For some folks, this post might be a bit too late. You may have experienced spring and even summer for possibly months now. For me, Fort Collins has had brief warm days but nothing consecutive. We even had a snow storm only 5 days ago. The official last freeze date for the Front Range of Colorado is May 15th. All the pictures in this post are from this past winter.
This be an acknowledgement, recognition, and farewell to the season in which brings a chill to my fingers and a frozen tear to my eye. As the last spring snow storm blew through the Front Range of Colorado this past week and the little ponds fill up with baby goslings, I recall the days when those ponds were frozen and green grass remained a distant memory.
Winter you brought me powder dumps and snowboard falls, embedded whiteness in my eye, and contributed to an always chilly, red nose. I know you miss the days when I would damage your fresh powdered morning with my snow angels and boot prints. We had our falling outs, however, when I griped about the inches you buried my car in or when I would slip on sidewalks you glazed with your ice and sludge.
I would peek out my frozen window to watch the millions of snowflakes fly by with the wind. My heart would flutter for a snow fallen view. Your falling snow captivated me: completely governed by the wind, flowing together for the ride.
No matter what emotions I might wake up with, if freshly fallen snow was on the ground in the morning, I knew I would have a good day. The sun beamed down on the whiteness creating a glitter and gleam. As bright as the sun shined, no warmth would exist. To photograph the views of undisturbed flakes, I ventured early. Long johns, pants, tall socks, thermal shirt, light jacket, down jacket, gloves, mittens, beanie, and boots enveloped me. Your temperature shocked me at -8 degrees Fahrenheit.
With camera in hand, I would seek the quest to capture the perfect picture. The perfect picture to best portray the beauty of fresh powder, of beautiful snowflakes, of sunny Colorado. I loved stepping in deep powder. The texture of the snow resisted any snowball. Snow so preserved and dry perfect snowflakes could be seen caught onto branches of trees. The top layer of powder required a second look. Snowflakes laid in perfect shape. My amazement ruined their formation as I struggled to form a snowball. The snowball never existed.
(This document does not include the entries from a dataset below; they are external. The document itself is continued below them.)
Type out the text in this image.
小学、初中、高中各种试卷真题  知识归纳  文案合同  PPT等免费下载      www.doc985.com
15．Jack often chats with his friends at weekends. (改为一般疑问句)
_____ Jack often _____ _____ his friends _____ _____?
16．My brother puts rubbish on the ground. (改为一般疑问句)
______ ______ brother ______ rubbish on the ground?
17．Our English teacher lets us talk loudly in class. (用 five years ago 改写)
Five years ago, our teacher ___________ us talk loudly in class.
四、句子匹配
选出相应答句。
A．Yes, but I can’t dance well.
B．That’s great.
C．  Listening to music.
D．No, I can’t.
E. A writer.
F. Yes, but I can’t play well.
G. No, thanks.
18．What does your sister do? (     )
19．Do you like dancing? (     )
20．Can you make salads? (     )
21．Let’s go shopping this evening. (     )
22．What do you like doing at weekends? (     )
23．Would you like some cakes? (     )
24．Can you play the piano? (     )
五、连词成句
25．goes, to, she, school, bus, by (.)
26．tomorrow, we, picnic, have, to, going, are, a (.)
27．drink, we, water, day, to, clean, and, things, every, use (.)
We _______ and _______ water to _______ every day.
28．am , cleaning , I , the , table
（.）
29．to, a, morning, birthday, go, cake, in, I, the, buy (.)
The snow simply fell like the driest sand.
I would wander to the pond with some effort from the foot of snow. Geese played in the only spot in the pond that had yet to freeze over. My face started to feel beyond cold. My face burned. I internalized the impressive tolerance the geese had for this frigid cold. I felt bashful for a moment about my goose down jacket.
The pond and the geese freeze in posture as the seasons change. I look now through my glass pane only imagining a winter wonderland. Snow and ice vanished, exposing the ponds for fowl play. No more chances of snow; nothing of a storm blowing in the best of hydrogen bonds known as snowflakes.
The warm weather teases and tantalizes me. I’m flirting with spring but missing the season in which engulfs me in my warmest clothes and begs me to play in the feet of powder. No more small talk about the amount of snow we received the weekend before. No more sneaky snowballs to throw or waterproof boots to live in. Gone are the days full of blinding white views. Snow no longer causes the trees to lean and frump from the weight of the winter’s snow tuft.
With summer quickly approaching now, my lust for winter is only a faint memory. I might climb a mountain and see a bit of winter’s remnants but winter’s time is over.
The only ice will be in my iced tea and the only snow will be drenched in syrup and in a cone.